One recent study found that vacationing more could actually be considered a risk-reducing lifestyle change. In fact, people that took the maximum 15 days of PTO faced a 1% probability of developing metabolic syndrome (risk of heart attack & stroke).

People that didn’t take any vacation days had a 47% probability of developing metabolic syndrome!

But if you are adamant about not taking any PTO, it’s really going to depend on your employer.

Some employers will allow you to roll over vacation days. This means that last year’s unused PTO will carry over into the next year, with some sort of cap on the amount of accrued days.

Some employers will let you “cash-out” those days, and just give you a check for the value of the days.

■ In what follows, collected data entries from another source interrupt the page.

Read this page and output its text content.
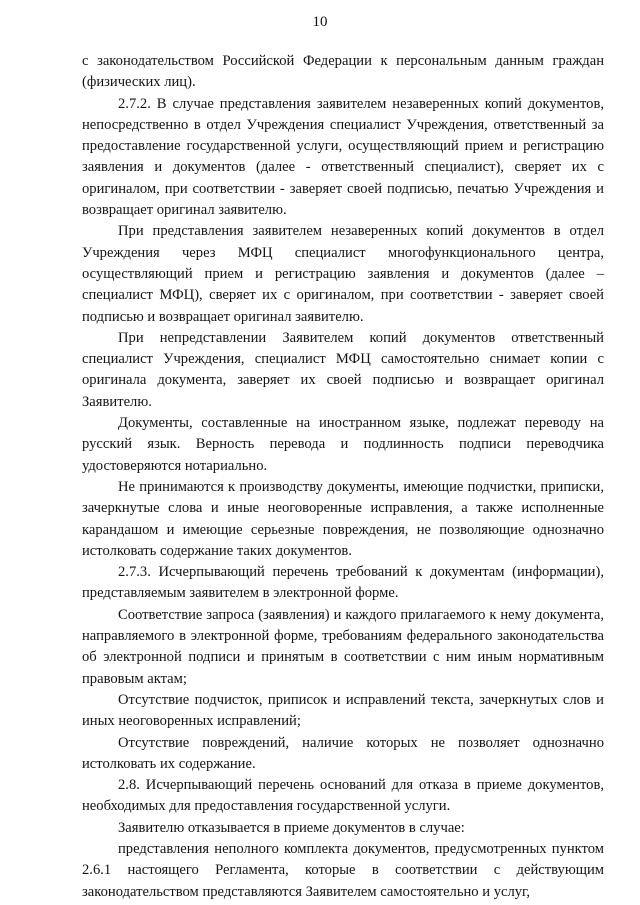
10

с законодательством Российской Федерации к персональным данным граждан (физических лиц).

2.7.2. В случае представления заявителем незаверенных копий документов, непосредственно в отдел Учреждения специалист Учреждения, ответственный за предоставление государственной услуги, осуществляющий прием и регистрацию заявления и документов (далее - ответственный специалист), сверяет их с оригиналом, при соответствии - заверяет своей подписью, печатью Учреждения и возвращает оригинал заявителю.

При представления заявителем незаверенных копий документов в отдел Учреждения через МФЦ специалист многофункционального центра, осуществляющий прием и регистрацию заявления и документов (далее – специалист МФЦ), сверяет их с оригиналом, при соответствии - заверяет своей подписью и возвращает оригинал заявителю.

При непредставлении Заявителем копий документов ответственный специалист Учреждения, специалист МФЦ самостоятельно снимает копии с оригинала документа, заверяет их своей подписью и возвращает оригинал Заявителю.

Документы, составленные на иностранном языке, подлежат переводу на русский язык. Верность перевода и подлинность подписи переводчика удостоверяются нотариально.

Не принимаются к производству документы, имеющие подчистки, приписки, зачеркнутые слова и иные неоговоренные исправления, а также исполненные карандашом и имеющие серьезные повреждения, не позволяющие однозначно истолковать содержание таких документов.

2.7.3. Исчерпывающий перечень требований к документам (информации), представляемым заявителем в электронной форме.

Соответствие запроса (заявления) и каждого прилагаемого к нему документа, направляемого в электронной форме, требованиям федерального законодательства об электронной подписи и принятым в соответствии с ним иным нормативным правовым актам;

Отсутствие подчисток, приписок и исправлений текста, зачеркнутых слов и иных неоговоренных исправлений;

Отсутствие повреждений, наличие которых не позволяет однозначно истолковать их содержание.

2.8. Исчерпывающий перечень оснований для отказа в приеме документов, необходимых для предоставления государственной услуги.

Заявителю отказывается в приеме документов в случае:

представления неполного комплекта документов, предусмотренных пунктом 2.6.1 настоящего Регламента, которые в соответствии с действующим законодательством представляются Заявителем самостоятельно и услуг,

Others will have a “use it or lose it” policy, meaning that if you don’t use your PTO days, you’ll lose them. You’ll have to wait until next year to go on vacation.

So dust off that handy dandy employee manual and take a look. If you’re going to lose your days, you may as well take them. That’s why they give them to you, after all.

Can I be fired after returning from vacation?

Employees can be fired for anything that’s not protected by the Equal Employment Opportunity Commission (think gender, race, pregnancy, and disability), particularly if they are an at-will employee.

That means they live in a state in the US that is considered an “at-will” state.

An at-will employee can be fired at any time, for any reason, with a few exceptions that would violate federal employment law, like discrimination.

I go into a lot more details about what an at-will state is, including a state-by-state guide, in a recent article geared towards firing employees with a bad attitude.

Just click the link to read it on my site.

Now, having said that, I firmly believe that employers have a moral obligation to be firm, fair, and consistent. And an obligation to make expectations and consequences crystal clear.

So if you’ve followed your company handbook, that spells out company policy, including the PTO policy, you shouldn’t get fired.

If you do get fired, and you’re surprised by it, I implore you to take a deep look inward.

Are you a team player? Do you do the minimum, or do you really give it your all? Did you come back from vacation when you were supposed to?

If you are genuinely surprised by being fired, then that’s a sign of poor leadership, and a reflection on your boss more than it is on you.

Does my employer have to give me time off if I have PTO?

There’s no federal law requiring that employers give employees vacation or sick leave. And only a few states require that employees be given sick leave.

As a result, this means they don’t have to give you time off if you have PTO.

Not only would it be bad practice to just deny employees PTO that they’ve accrued, but it would also be morally and ethically wrong.

However, it is perfectly reasonable for some employers to have “blackout” dates where you’re just not allowed to use PTO. Black Friday and big holidays for retail workers, for example, as I got into above.

Or if they have a policy that only one employee can be out at a time, and someone is already out the week you want to take off.

Or if everyone wants the Monday after the Superbowl off. It’s just not feasible.

If you’re asking for PTO at a time that could hurt your employer, or if it’s going to leave them short-handed, then they can, and probably should deny your PTO request.

Good employers try to be fair and reasonable, even when it comes to firing employees. That’s why it’s unlikely that you’ll ever get fired over the phone.

Unless of course, you’re just impossible to reach.

Read this recent article geared towards employers about firing employees over the phone if you want the scoop on how you could get fired over the phone.

Just click the link to read it on my site.

Final Thoughts

Every state or even local municipalities may have different laws regarding the use of PTO.

Generally, if you have accrued PTO, and follow company policy, you won’t be fired. Just be sure to follow company policy and return to work when scheduled.

Keep in mind that companies value employees who come in as scheduled, have good attitudes, and are generally team players.

If that sounds like you, you should be good to go on that vacation!